On Mon, Sep 15, 2008 at 8:54 PM, Darren Hardy dhardy@bren.ucsb.edu wrote:
I think that the problem, at least with this specific query, is with the query structure. page_namespace and rev_user are both already indexed in the page and revision tables, but the query planner doesn't optimize the join "correctly" (maybe coz the page_namespace index is long). Nevertheless, the query is slow because there isn't a user_page table and you have to dig in the huge revision table, so if you explicitly dump all the rev_page data into a derived table that might help your query speed.
Well, to begin with, who says this query is slow?
mysql> SELECT COUNT(*), page_namespace FROM page JOIN revision ON page_id = rev_page WHERE rev_user = 158371 GROUP BY page_namespace ORDER BY page_namespace; +----------+----------------+ | COUNT(*) | page_namespace | +----------+----------------+ | 2893 | 0 | | 478 | 1 | | 578 | 2 | | 628 | 3 | | 1925 | 4 | | 699 | 5 | | 42 | 6 | | 14 | 7 | | 85 | 9 | | 275 | 10 | | 116 | 11 | | 1 | 12 | | 104 | 14 | | 17 | 15 | | 5 | 100 | +----------+----------------+ 15 rows in set (0.17 sec)

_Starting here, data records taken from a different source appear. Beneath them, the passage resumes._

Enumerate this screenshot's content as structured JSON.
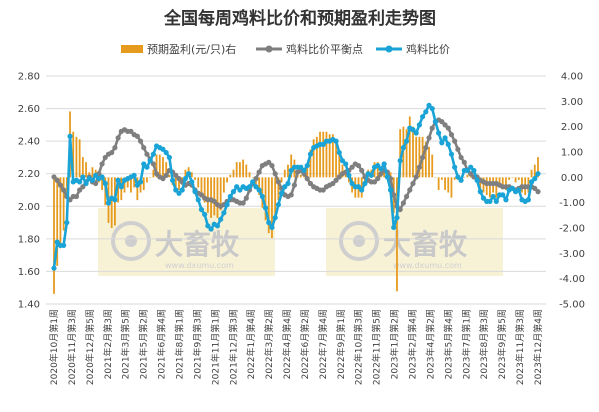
{
  "chart_data": {
    "type": "bar+line",
    "title": "全国每周鸡料比价和预期盈利走势图",
    "legend": [
      {
        "name": "预期盈利(元/只)右",
        "kind": "bar",
        "color": "#e69b1e"
      },
      {
        "name": "鸡料比价平衡点",
        "kind": "line",
        "color": "#7f7f7f"
      },
      {
        "name": "鸡料比价",
        "kind": "line",
        "color": "#1aa3d6"
      }
    ],
    "legend_position": "top",
    "y_left": {
      "min": 1.4,
      "max": 2.8,
      "ticks": [
        "1.40",
        "1.60",
        "1.80",
        "2.00",
        "2.20",
        "2.40",
        "2.60",
        "2.80"
      ]
    },
    "y_right": {
      "min": -5,
      "max": 4,
      "ticks": [
        "4.00",
        "3.00",
        "2.00",
        "1.00",
        "0.00",
        "-1.00",
        "-2.00",
        "-3.00",
        "-4.00",
        "-5.00"
      ]
    },
    "grid": true,
    "x_labels": [
      "2020年10月第1周",
      "2020年11月第3周",
      "2020年12月第5周",
      "2021年2月第3周",
      "2021年3月第5周",
      "2021年5月第2周",
      "2021年6月第4周",
      "2021年8月第1周",
      "2021年9月第3周",
      "2021年11月第1周",
      "2021年12月第3周",
      "2022年1月第4周",
      "2022年3月第2周",
      "2022年4月第4周",
      "2022年6月第2周",
      "2022年7月第4周",
      "2022年9月第1周",
      "2022年10月第3周",
      "2022年11月第5周",
      "2023年1月第2周",
      "2023年2月第4周",
      "2023年4月第2周",
      "2023年5月第4周",
      "2023年7月第1周",
      "2023年8月第3周",
      "2023年9月第5周",
      "2023年11月第3周",
      "2023年12月第4周"
    ],
    "series": [
      {
        "name": "鸡料比价",
        "axis": "left",
        "values": [
          1.62,
          1.78,
          1.76,
          1.76,
          1.9,
          2.43,
          2.15,
          2.16,
          2.15,
          2.18,
          2.14,
          2.17,
          2.16,
          2.19,
          2.17,
          2.18,
          2.14,
          2.02,
          2.05,
          2.04,
          2.16,
          2.12,
          2.16,
          2.17,
          2.18,
          2.19,
          2.13,
          2.15,
          2.26,
          2.24,
          2.28,
          2.32,
          2.37,
          2.36,
          2.35,
          2.33,
          2.3,
          2.16,
          2.1,
          2.08,
          2.1,
          2.17,
          2.2,
          2.15,
          2.09,
          2.04,
          1.98,
          1.95,
          1.88,
          1.86,
          1.89,
          1.88,
          1.92,
          1.96,
          2.01,
          2.06,
          2.09,
          2.12,
          2.1,
          2.12,
          2.11,
          2.12,
          2.15,
          2.12,
          2.1,
          2.06,
          1.99,
          1.9,
          1.87,
          1.93,
          2.01,
          2.08,
          2.12,
          2.14,
          2.22,
          2.24,
          2.24,
          2.24,
          2.22,
          2.25,
          2.32,
          2.36,
          2.37,
          2.38,
          2.38,
          2.4,
          2.4,
          2.41,
          2.4,
          2.33,
          2.28,
          2.26,
          2.19,
          2.14,
          2.12,
          2.12,
          2.1,
          2.14,
          2.2,
          2.19,
          2.24,
          2.25,
          2.23,
          2.26,
          2.18,
          2.1,
          1.87,
          1.93,
          2.28,
          2.36,
          2.4,
          2.48,
          2.47,
          2.45,
          2.5,
          2.55,
          2.58,
          2.62,
          2.6,
          2.52,
          2.45,
          2.39,
          2.42,
          2.38,
          2.32,
          2.24,
          2.18,
          2.16,
          2.22,
          2.22,
          2.24,
          2.22,
          2.16,
          2.09,
          2.05,
          2.03,
          2.03,
          2.06,
          2.03,
          2.07,
          2.07,
          2.04,
          2.1,
          2.11,
          2.09,
          2.1,
          2.04,
          2.03,
          2.04,
          2.15,
          2.17,
          2.2
        ]
      },
      {
        "name": "鸡料比价平衡点",
        "axis": "left",
        "values": [
          2.18,
          2.16,
          2.13,
          2.1,
          2.06,
          2.04,
          2.06,
          2.06,
          2.1,
          2.12,
          2.15,
          2.18,
          2.15,
          2.14,
          2.2,
          2.26,
          2.3,
          2.32,
          2.33,
          2.36,
          2.42,
          2.46,
          2.47,
          2.46,
          2.46,
          2.44,
          2.43,
          2.4,
          2.36,
          2.32,
          2.29,
          2.26,
          2.2,
          2.18,
          2.17,
          2.19,
          2.22,
          2.21,
          2.19,
          2.17,
          2.15,
          2.13,
          2.14,
          2.13,
          2.1,
          2.08,
          2.07,
          2.05,
          2.04,
          2.04,
          2.03,
          2.01,
          2.0,
          2.01,
          2.03,
          2.04,
          2.04,
          2.03,
          2.02,
          2.02,
          2.05,
          2.1,
          2.14,
          2.17,
          2.21,
          2.25,
          2.26,
          2.27,
          2.25,
          2.2,
          2.15,
          2.11,
          2.07,
          2.06,
          2.07,
          2.13,
          2.21,
          2.22,
          2.2,
          2.17,
          2.14,
          2.12,
          2.11,
          2.1,
          2.1,
          2.12,
          2.13,
          2.14,
          2.16,
          2.18,
          2.2,
          2.21,
          2.22,
          2.24,
          2.26,
          2.25,
          2.22,
          2.18,
          2.16,
          2.15,
          2.15,
          2.17,
          2.2,
          2.22,
          2.21,
          2.17,
          2.07,
          2.0,
          1.98,
          2.02,
          2.06,
          2.1,
          2.14,
          2.18,
          2.24,
          2.3,
          2.36,
          2.42,
          2.48,
          2.52,
          2.53,
          2.52,
          2.5,
          2.48,
          2.44,
          2.4,
          2.35,
          2.3,
          2.27,
          2.22,
          2.2,
          2.18,
          2.18,
          2.16,
          2.15,
          2.14,
          2.14,
          2.14,
          2.14,
          2.13,
          2.12,
          2.12,
          2.12,
          2.11,
          2.1,
          2.11,
          2.12,
          2.12,
          2.12,
          2.12,
          2.11,
          2.09
        ]
      },
      {
        "name": "预期盈利(元/只)右",
        "axis": "right",
        "values": [
          -4.6,
          -3.5,
          -2.8,
          -2.1,
          -0.8,
          2.6,
          1.8,
          1.6,
          1.5,
          0.8,
          0.6,
          0.2,
          0.4,
          0.3,
          -0.2,
          -0.5,
          -1.1,
          -1.8,
          -2.0,
          -1.9,
          -1.0,
          -0.9,
          -0.6,
          -0.4,
          -0.6,
          -0.4,
          -0.9,
          -0.6,
          -0.5,
          -0.2,
          0.0,
          0.3,
          0.9,
          0.9,
          0.8,
          0.6,
          0.1,
          -0.3,
          -0.6,
          -0.5,
          -0.3,
          0.3,
          0.4,
          0.2,
          -0.1,
          -0.4,
          -0.8,
          -1.0,
          -1.4,
          -1.6,
          -1.5,
          -1.6,
          -1.3,
          -0.6,
          -0.2,
          0.1,
          0.3,
          0.6,
          0.6,
          0.7,
          0.5,
          0.2,
          0.0,
          -0.4,
          -0.7,
          -1.2,
          -1.7,
          -2.2,
          -2.4,
          -1.7,
          -0.9,
          -0.2,
          0.3,
          0.5,
          0.9,
          0.7,
          0.2,
          0.1,
          0.1,
          0.5,
          1.1,
          1.5,
          1.6,
          1.8,
          1.8,
          1.8,
          1.7,
          1.7,
          1.5,
          0.9,
          0.5,
          0.3,
          -0.2,
          -0.6,
          -0.8,
          -0.8,
          -0.8,
          -0.3,
          0.3,
          0.3,
          0.6,
          0.6,
          0.3,
          0.6,
          0.1,
          0.2,
          -1.4,
          -4.5,
          1.9,
          2.0,
          1.9,
          2.4,
          2.0,
          1.6,
          1.6,
          1.6,
          1.4,
          1.2,
          0.9,
          0.0,
          -0.5,
          -0.1,
          -0.5,
          -0.6,
          -0.8,
          -0.1,
          -0.1,
          -0.2,
          0.0,
          0.1,
          0.1,
          0.0,
          -0.2,
          -0.5,
          -0.6,
          -0.7,
          -0.8,
          -0.6,
          -0.8,
          -0.4,
          -0.4,
          -0.5,
          -0.1,
          0.0,
          -0.2,
          -0.1,
          -0.6,
          -0.7,
          -0.6,
          0.3,
          0.5,
          0.8
        ]
      }
    ],
    "watermark": {
      "brand": "大畜牧",
      "url": "www.dxumu.com",
      "count": 2
    }
  }
}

That's certainly fast enough for an occasional statistics-gathering query.
I don't see why you think it's not optimizing the join correctly. The execution procedure is to scan through the appropriate range in the user_timestamp index on the revision table, and join each retrieved row to the primary key of the page table, maintaining in-memory counts (in a temporary table) of how many edits there are for each namespace. I don't see what a superior execution strategy would be here.
What relevance could an index on page_namespace have? Are you suggesting that the query should try selecting from the page table first, and joining to the revision table?

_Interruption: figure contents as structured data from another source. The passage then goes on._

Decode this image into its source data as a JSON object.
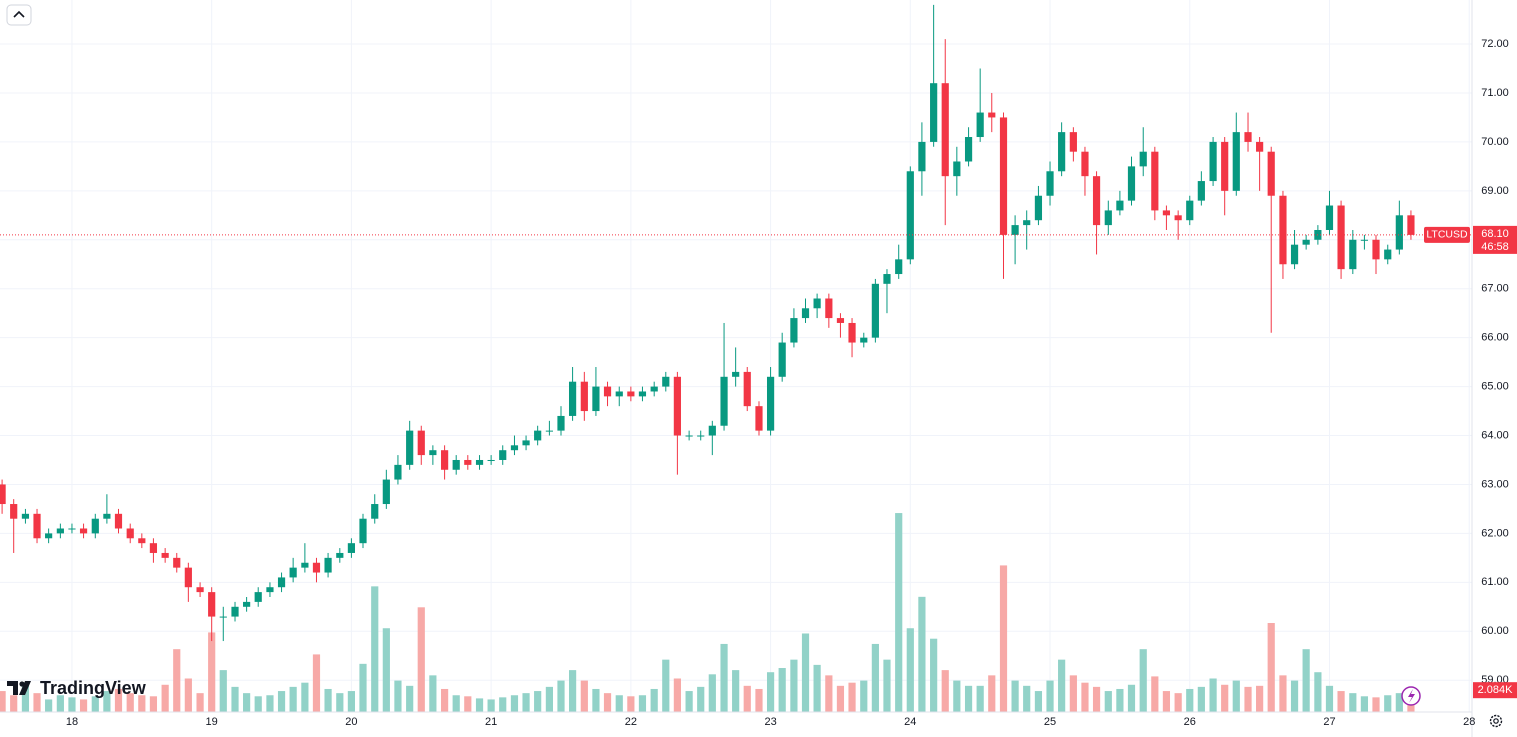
{
  "chart_data": {
    "type": "candlestick",
    "symbol": "LTCUSD",
    "brand": "TradingView",
    "countdown": "46:58",
    "last_label": "68.10",
    "volume_last_label": "2.084K",
    "up_color": "#089981",
    "down_color": "#f23645",
    "volume_up_color": "#92d2c8",
    "volume_down_color": "#f7a9a7",
    "grid": true,
    "xlim": [
      17.485,
      28.02
    ],
    "xticks": [
      18,
      19,
      20,
      21,
      22,
      23,
      24,
      25,
      26,
      27,
      28
    ],
    "ylim": [
      58.35,
      72.9
    ],
    "yticks": [
      {
        "value": 59,
        "label": "59.00"
      },
      {
        "value": 60,
        "label": "60.00"
      },
      {
        "value": 61,
        "label": "61.00"
      },
      {
        "value": 62,
        "label": "62.00"
      },
      {
        "value": 63,
        "label": "63.00"
      },
      {
        "value": 64,
        "label": "64.00"
      },
      {
        "value": 65,
        "label": "65.00"
      },
      {
        "value": 66,
        "label": "66.00"
      },
      {
        "value": 67,
        "label": "67.00"
      },
      {
        "value": 68,
        "label": "68.00"
      },
      {
        "value": 69,
        "label": "69.00"
      },
      {
        "value": 70,
        "label": "70.00"
      },
      {
        "value": 71,
        "label": "71.00"
      },
      {
        "value": 72,
        "label": "72.00"
      }
    ],
    "volume_lim": [
      0,
      68
    ],
    "x": [
      17.5,
      17.583,
      17.667,
      17.75,
      17.833,
      17.917,
      18,
      18.083,
      18.167,
      18.25,
      18.333,
      18.417,
      18.5,
      18.583,
      18.667,
      18.75,
      18.833,
      18.917,
      19,
      19.083,
      19.167,
      19.25,
      19.333,
      19.417,
      19.5,
      19.583,
      19.667,
      19.75,
      19.833,
      19.917,
      20,
      20.083,
      20.167,
      20.25,
      20.333,
      20.417,
      20.5,
      20.583,
      20.667,
      20.75,
      20.833,
      20.917,
      21,
      21.083,
      21.167,
      21.25,
      21.333,
      21.417,
      21.5,
      21.583,
      21.667,
      21.75,
      21.833,
      21.917,
      22,
      22.083,
      22.167,
      22.25,
      22.333,
      22.417,
      22.5,
      22.583,
      22.667,
      22.75,
      22.833,
      22.917,
      23,
      23.083,
      23.167,
      23.25,
      23.333,
      23.417,
      23.5,
      23.583,
      23.667,
      23.75,
      23.833,
      23.917,
      24,
      24.083,
      24.167,
      24.25,
      24.333,
      24.417,
      24.5,
      24.583,
      24.667,
      24.75,
      24.833,
      24.917,
      25,
      25.083,
      25.167,
      25.25,
      25.333,
      25.417,
      25.5,
      25.583,
      25.667,
      25.75,
      25.833,
      25.917,
      26,
      26.083,
      26.167,
      26.25,
      26.333,
      26.417,
      26.5,
      26.583,
      26.667,
      26.75,
      26.833,
      26.917,
      27,
      27.083,
      27.167,
      27.25,
      27.333,
      27.417,
      27.5,
      27.583
    ],
    "open": [
      63.0,
      62.6,
      62.3,
      62.4,
      61.9,
      62.0,
      62.1,
      62.1,
      62.0,
      62.3,
      62.4,
      62.1,
      61.9,
      61.8,
      61.6,
      61.5,
      61.3,
      60.9,
      60.8,
      60.3,
      60.3,
      60.5,
      60.6,
      60.8,
      60.9,
      61.1,
      61.3,
      61.4,
      61.2,
      61.5,
      61.6,
      61.8,
      62.3,
      62.6,
      63.1,
      63.4,
      64.1,
      63.6,
      63.7,
      63.3,
      63.5,
      63.4,
      63.5,
      63.5,
      63.7,
      63.8,
      63.9,
      64.1,
      64.1,
      64.4,
      65.1,
      64.5,
      65.0,
      64.8,
      64.9,
      64.8,
      64.9,
      65.0,
      65.2,
      64.0,
      64.0,
      64.0,
      64.2,
      65.2,
      65.3,
      64.6,
      64.1,
      65.2,
      65.9,
      66.4,
      66.6,
      66.8,
      66.4,
      66.3,
      65.9,
      66.0,
      67.1,
      67.3,
      67.6,
      69.4,
      70.0,
      71.2,
      69.3,
      69.6,
      70.1,
      70.6,
      70.5,
      68.1,
      68.3,
      68.4,
      68.9,
      69.4,
      70.2,
      69.8,
      69.3,
      68.3,
      68.6,
      68.8,
      69.5,
      69.8,
      68.6,
      68.5,
      68.4,
      68.8,
      69.2,
      70.0,
      69.0,
      70.2,
      70.0,
      69.8,
      68.9,
      67.5,
      67.9,
      68.0,
      68.2,
      68.7,
      67.4,
      68.0,
      68.0,
      67.6,
      67.8,
      68.5
    ],
    "high": [
      63.1,
      62.7,
      62.5,
      62.5,
      62.1,
      62.2,
      62.2,
      62.2,
      62.4,
      62.8,
      62.5,
      62.2,
      62.0,
      61.9,
      61.7,
      61.6,
      61.4,
      61.0,
      60.9,
      60.5,
      60.6,
      60.7,
      60.9,
      61.0,
      61.2,
      61.5,
      61.8,
      61.5,
      61.6,
      61.7,
      61.9,
      62.4,
      62.8,
      63.3,
      63.6,
      64.3,
      64.2,
      63.8,
      63.8,
      63.6,
      63.6,
      63.6,
      63.6,
      63.8,
      64.0,
      64.0,
      64.2,
      64.3,
      64.6,
      65.4,
      65.3,
      65.4,
      65.1,
      65.0,
      65.0,
      65.0,
      65.1,
      65.3,
      65.3,
      64.1,
      64.1,
      64.3,
      66.3,
      65.8,
      65.4,
      64.7,
      65.4,
      66.1,
      66.6,
      66.8,
      66.9,
      66.9,
      66.5,
      66.4,
      66.1,
      67.2,
      67.4,
      67.9,
      69.5,
      70.4,
      72.8,
      72.1,
      69.9,
      70.3,
      71.5,
      71.0,
      70.6,
      68.5,
      68.6,
      69.1,
      69.6,
      70.4,
      70.3,
      69.9,
      69.4,
      68.8,
      69.0,
      69.7,
      70.3,
      69.9,
      68.7,
      68.6,
      68.9,
      69.4,
      70.1,
      70.1,
      70.6,
      70.6,
      70.1,
      69.9,
      69.0,
      68.2,
      68.1,
      68.3,
      69.0,
      68.8,
      68.2,
      68.1,
      68.1,
      67.9,
      68.8,
      68.6
    ],
    "low": [
      62.4,
      61.6,
      62.2,
      61.8,
      61.8,
      61.9,
      62.0,
      61.9,
      61.9,
      62.2,
      62.0,
      61.8,
      61.7,
      61.4,
      61.4,
      61.2,
      60.6,
      60.7,
      59.8,
      59.8,
      60.2,
      60.4,
      60.5,
      60.7,
      60.8,
      61.0,
      61.2,
      61.0,
      61.1,
      61.4,
      61.5,
      61.7,
      62.2,
      62.5,
      63.0,
      63.3,
      63.4,
      63.4,
      63.1,
      63.2,
      63.3,
      63.3,
      63.4,
      63.4,
      63.6,
      63.7,
      63.8,
      64.0,
      64.0,
      64.3,
      64.3,
      64.4,
      64.6,
      64.6,
      64.7,
      64.7,
      64.8,
      64.9,
      63.2,
      63.9,
      63.9,
      63.6,
      64.1,
      65.0,
      64.5,
      64.0,
      64.0,
      65.1,
      65.8,
      66.3,
      66.4,
      66.2,
      66.0,
      65.6,
      65.8,
      65.9,
      66.5,
      67.2,
      67.5,
      68.9,
      69.9,
      68.3,
      68.9,
      69.5,
      70.0,
      70.2,
      67.2,
      67.5,
      67.8,
      68.3,
      68.7,
      69.3,
      69.6,
      68.9,
      67.7,
      68.1,
      68.5,
      68.7,
      69.3,
      68.4,
      68.2,
      68.0,
      68.3,
      68.7,
      69.1,
      68.5,
      68.9,
      69.8,
      69.0,
      66.1,
      67.2,
      67.4,
      67.8,
      67.9,
      68.1,
      67.2,
      67.3,
      67.8,
      67.3,
      67.5,
      67.7,
      68.0
    ],
    "close": [
      62.6,
      62.3,
      62.4,
      61.9,
      62.0,
      62.1,
      62.1,
      62.0,
      62.3,
      62.4,
      62.1,
      61.9,
      61.8,
      61.6,
      61.5,
      61.3,
      60.9,
      60.8,
      60.3,
      60.3,
      60.5,
      60.6,
      60.8,
      60.9,
      61.1,
      61.3,
      61.4,
      61.2,
      61.5,
      61.6,
      61.8,
      62.3,
      62.6,
      63.1,
      63.4,
      64.1,
      63.6,
      63.7,
      63.3,
      63.5,
      63.4,
      63.5,
      63.5,
      63.7,
      63.8,
      63.9,
      64.1,
      64.1,
      64.4,
      65.1,
      64.5,
      65.0,
      64.8,
      64.9,
      64.8,
      64.9,
      65.0,
      65.2,
      64.0,
      64.0,
      64.0,
      64.2,
      65.2,
      65.3,
      64.6,
      64.1,
      65.2,
      65.9,
      66.4,
      66.6,
      66.8,
      66.4,
      66.3,
      65.9,
      66.0,
      67.1,
      67.3,
      67.6,
      69.4,
      70.0,
      71.2,
      69.3,
      69.6,
      70.1,
      70.6,
      70.5,
      68.1,
      68.3,
      68.4,
      68.9,
      69.4,
      70.2,
      69.8,
      69.3,
      68.3,
      68.6,
      68.8,
      69.5,
      69.8,
      68.6,
      68.5,
      68.4,
      68.8,
      69.2,
      70.0,
      69.0,
      70.2,
      70.0,
      69.8,
      68.9,
      67.5,
      67.9,
      68.0,
      68.2,
      68.7,
      67.4,
      68.0,
      68.0,
      67.6,
      67.8,
      68.5,
      68.1
    ],
    "volume": [
      2.0,
      1.6,
      2.8,
      1.8,
      1.2,
      1.6,
      1.4,
      1.2,
      1.5,
      2.0,
      2.2,
      1.8,
      1.6,
      1.5,
      2.6,
      6.0,
      3.2,
      1.8,
      7.6,
      4.0,
      2.4,
      1.8,
      1.5,
      1.6,
      2.0,
      2.4,
      2.8,
      5.5,
      2.2,
      1.8,
      2.0,
      4.6,
      12.0,
      8.0,
      3.0,
      2.5,
      10.0,
      3.5,
      2.2,
      1.6,
      1.5,
      1.3,
      1.2,
      1.4,
      1.6,
      1.8,
      2.0,
      2.4,
      3.0,
      4.0,
      3.0,
      2.2,
      1.8,
      1.6,
      1.5,
      1.6,
      2.2,
      5.0,
      3.2,
      2.0,
      2.4,
      3.6,
      6.5,
      4.0,
      2.5,
      2.2,
      3.8,
      4.2,
      5.0,
      7.5,
      4.5,
      3.5,
      2.5,
      2.8,
      3.0,
      6.5,
      5.0,
      19.0,
      8.0,
      11.0,
      7.0,
      4.0,
      3.0,
      2.5,
      2.5,
      3.5,
      14.0,
      3.0,
      2.5,
      2.0,
      3.0,
      5.0,
      3.5,
      2.8,
      2.4,
      2.0,
      2.2,
      2.6,
      6.0,
      3.4,
      2.0,
      1.8,
      2.2,
      2.4,
      3.2,
      2.6,
      3.0,
      2.4,
      2.5,
      8.5,
      3.5,
      3.0,
      6.0,
      3.8,
      2.5,
      2.0,
      1.8,
      1.5,
      1.4,
      1.6,
      1.8,
      2.084
    ]
  }
}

For example, try this alternate version:
SELECT COUNT(*), p.page_namespace FROM page p JOIN (SELECT DISTINCT rev_page FROM revision WHERE rev_user = XXXXX) r ON (r.rev_page = p.page_id) GROUP BY p.page_namespace ORDER BY p.page_namespace
It seems to be almost identical in speed, testing on enwiki_p with user id 1385729 (BetacommandBot, 700k edits). It's doing exactly the same thing, as far as I can tell, except that it's storing the result of the revision query in a temporary table first -- which could cause trouble if the table gets too large. Both take about 2.5-3 s on a hot cache.